Food and eating is your Number One Focus. Above all your other needs and wants. Above your family’s needs. Your lover. Your friends. Your work.

Nobody gets your time energy and attention like food does. But you’re not supposed to be eating it.

4. Do you own your diet or does it own you?

All diets require you to change your life to fit the plan. Unless you are going to follow that plan forever (or the ‘maintenance plan’), for most of us real life returns eventually.

Usually it creeps in bit by bit until we are more off plan than on. And so the weight comes back on.

5. Why have one cookie when you can have a packet!

When a diet is going well, you feel happy and positive. But when the inevitable bump comes along, you stop losing weight or even gain.

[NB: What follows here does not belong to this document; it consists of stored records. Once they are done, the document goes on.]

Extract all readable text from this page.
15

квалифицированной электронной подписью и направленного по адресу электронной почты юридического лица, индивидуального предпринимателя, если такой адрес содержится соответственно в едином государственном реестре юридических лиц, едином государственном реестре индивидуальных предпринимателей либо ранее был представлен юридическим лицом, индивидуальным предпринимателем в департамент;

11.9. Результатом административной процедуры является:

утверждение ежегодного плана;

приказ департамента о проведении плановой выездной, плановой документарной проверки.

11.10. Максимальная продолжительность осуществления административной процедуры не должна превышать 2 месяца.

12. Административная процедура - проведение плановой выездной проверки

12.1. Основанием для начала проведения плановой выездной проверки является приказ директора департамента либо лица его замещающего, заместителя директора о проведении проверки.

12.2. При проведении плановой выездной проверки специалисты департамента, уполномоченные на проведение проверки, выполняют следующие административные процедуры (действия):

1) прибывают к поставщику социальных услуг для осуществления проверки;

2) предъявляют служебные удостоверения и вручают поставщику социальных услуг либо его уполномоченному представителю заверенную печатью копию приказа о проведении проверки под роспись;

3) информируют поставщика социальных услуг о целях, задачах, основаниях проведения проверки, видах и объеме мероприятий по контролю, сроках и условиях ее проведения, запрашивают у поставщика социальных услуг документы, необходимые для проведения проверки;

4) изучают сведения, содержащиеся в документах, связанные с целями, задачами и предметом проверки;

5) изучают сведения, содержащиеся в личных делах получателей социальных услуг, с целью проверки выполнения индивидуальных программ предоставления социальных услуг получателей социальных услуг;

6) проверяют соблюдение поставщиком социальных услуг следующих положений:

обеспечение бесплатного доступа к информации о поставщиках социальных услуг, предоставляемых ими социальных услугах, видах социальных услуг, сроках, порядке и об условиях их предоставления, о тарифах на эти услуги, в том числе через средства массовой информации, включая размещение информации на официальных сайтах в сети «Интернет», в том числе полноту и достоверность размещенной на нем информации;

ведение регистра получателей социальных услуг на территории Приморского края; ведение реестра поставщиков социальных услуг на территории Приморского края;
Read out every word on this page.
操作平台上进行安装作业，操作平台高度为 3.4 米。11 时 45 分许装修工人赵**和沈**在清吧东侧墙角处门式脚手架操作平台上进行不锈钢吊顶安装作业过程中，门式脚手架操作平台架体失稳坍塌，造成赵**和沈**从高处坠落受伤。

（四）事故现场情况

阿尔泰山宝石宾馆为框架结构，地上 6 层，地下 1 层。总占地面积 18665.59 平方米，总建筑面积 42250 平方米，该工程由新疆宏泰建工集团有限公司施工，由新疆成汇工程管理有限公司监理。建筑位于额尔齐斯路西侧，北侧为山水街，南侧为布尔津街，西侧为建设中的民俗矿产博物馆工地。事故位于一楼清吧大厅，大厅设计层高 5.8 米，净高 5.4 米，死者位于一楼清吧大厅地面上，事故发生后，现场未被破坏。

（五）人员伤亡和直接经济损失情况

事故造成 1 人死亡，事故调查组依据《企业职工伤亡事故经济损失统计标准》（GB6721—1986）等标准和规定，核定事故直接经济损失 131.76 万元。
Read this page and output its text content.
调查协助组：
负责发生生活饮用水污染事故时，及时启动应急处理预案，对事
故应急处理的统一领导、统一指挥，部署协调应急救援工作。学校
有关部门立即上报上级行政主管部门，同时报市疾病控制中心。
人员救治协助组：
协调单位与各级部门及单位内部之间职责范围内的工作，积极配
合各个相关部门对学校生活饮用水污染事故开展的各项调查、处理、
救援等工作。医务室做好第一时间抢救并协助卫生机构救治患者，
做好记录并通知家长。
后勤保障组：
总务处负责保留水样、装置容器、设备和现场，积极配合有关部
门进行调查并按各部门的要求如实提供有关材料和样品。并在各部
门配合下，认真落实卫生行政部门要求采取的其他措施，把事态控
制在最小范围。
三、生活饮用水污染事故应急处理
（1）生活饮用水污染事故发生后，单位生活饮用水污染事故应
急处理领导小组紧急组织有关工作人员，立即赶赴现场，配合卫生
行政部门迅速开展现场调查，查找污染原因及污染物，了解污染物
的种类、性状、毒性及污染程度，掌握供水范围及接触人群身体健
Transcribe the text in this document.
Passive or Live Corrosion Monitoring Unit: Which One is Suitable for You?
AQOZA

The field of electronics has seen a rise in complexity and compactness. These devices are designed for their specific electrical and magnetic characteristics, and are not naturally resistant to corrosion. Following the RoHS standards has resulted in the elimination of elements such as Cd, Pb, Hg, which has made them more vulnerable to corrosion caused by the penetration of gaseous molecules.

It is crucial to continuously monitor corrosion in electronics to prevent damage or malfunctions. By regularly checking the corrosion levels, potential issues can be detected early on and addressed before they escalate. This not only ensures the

This can leave you feeling miserable and despondent.

The same as when you eat something ‘bad’.

And both of these scenarios may tip you into a feeding frenzy. A binge. You’ve messed up so you might as well go all in. One cookie turns into a packet. This is known as ‘all or nothing’ thinking and it’s another way your brain battles against your diet.

For all of these reasons, dieting is a game in which the odds are heavily stacked against us.

Why not try a different approach, especially if you are a regular dieter. Take a gentle look at your relationship with food and your body. Is food something that controls you or needs to be controlled? By looking deeper you may see that food has some emotional meaning to you. Only when food is just food, can we make peace with it. Then your body can be healthily nourished and your mind ready to focus on achieving your hopes and dreams.